Ms Francklin said the shots were heard at 10am followed by the baboons shrieking and dogs barking.
“Straight away they knew something was wrong,” she said.
At noon, residents of one of the properties had admitted the monitors saying they had seen an injured baboon on their premises, and Maggie had been found lying paralysed in a thick bush next to an older female, said Ms Francklin.
“She had the sub-alpha female with her and she was trying to crawl while the sub-alpha female tried to drag her. We contacted Cape of Good Hope SPCA who came out. We cannot say who shot her but definitely gunshot sounds were heard.”
Cape of Good Hope SPCA’s wildlife unit supervisor Jon Friedman said he had found the injured baboon lying prone on a garden path with its back legs outstretched.
“She was trying to crawl forward using her forearms. We noticed a gash on her cheek and on her upper lip that was causing bleeding into her mouth. She had sustained an open wound beneath her right armpit that was bleeding.
“Once we had retrieved her and taken her back to our hospital for sedation and X-rays, we counted an air rifle pellet lodged in each hind-leg, one pellet having fragmented on impact with her tibia bone. We could find no entry wounds for these, so they are assumed to have been old injuries with the entry wounds having healed over.
“We noted a circular-shaped fresh entry wound on the right-hand side of her chest cavity, just beneath the armpit that was bleeding. The X-ray revealed a large bullet-like projectile lodged between her shoulder blades that we would assume caused severe nerve damage on its trajectory past her spinal cord, this likely resulting in the total paralysis of her hind section. Maggie was euthanised based on the extent of her injuries.”
Ms Francklin said it was shocking that someone had fired a gun in a residential area next to the Cecilia Forest and public space with apparently no repercussions.
“We have lost three baboons now in fatal high-velocity gun shootings in the last year. Two baboons were shot and injured by pellet guns in this part of Rhodes Drive area. This troop of baboons are shot at with pellet guns and paintball guns all the time, I’d say at least three to four times a week, especially in this area.”

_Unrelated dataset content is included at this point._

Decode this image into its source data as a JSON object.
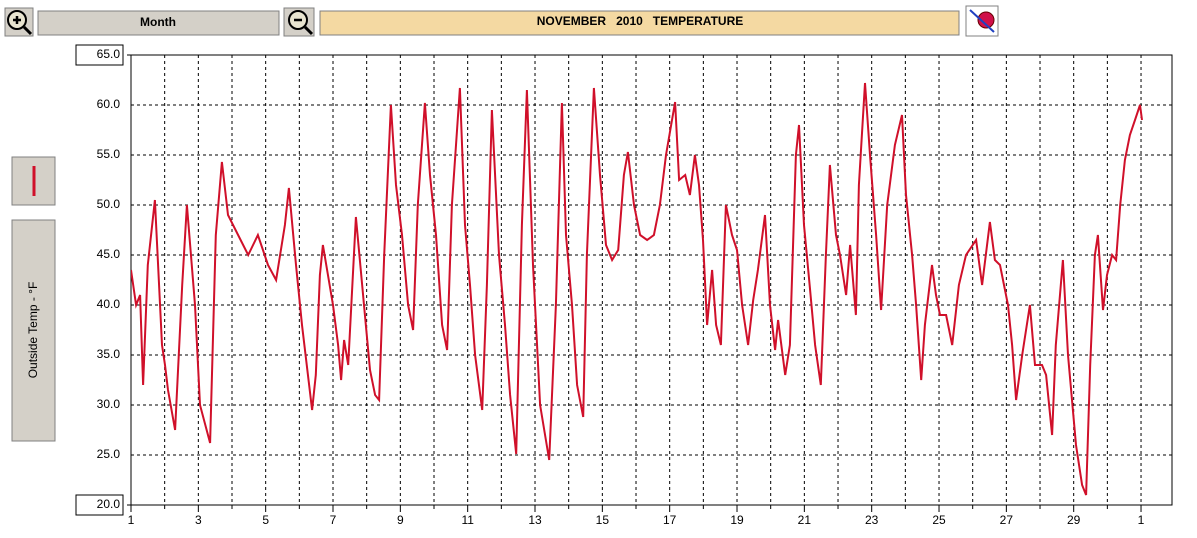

She has started a petition, which so far has 1300 signatures, to stop the shooting of Western Cape baboons, saying it violates the Animals Protection Act and the Firearms Control Act.
“Human lives were put in danger and a baboon lost her life after suffering considerably,” the petition says.
SPCA spokeswoman Belinda Abraham said: “The SPCA are still in the process of completing the investigation, which will include a post-mortem by an independent veterinarian who specialises in wildlife forensics. Once we have a post-mortem report, we will be able to confirm the cause and nature of Maggie’s injuries.”
The incident also attracted comments on social media.
“The shooting of baboons by anybody for any reason is totally illegal. They need to make their bins and refuse baboon-safe, and then the baboons should have no reason to be coming into their properties,” said Sally-Anne Yoxall Selkirk.
And Debbie Tacon, a Tokai Baboon Action Group member, said the person responsible for the “heinous and cruel crime” should be jailed.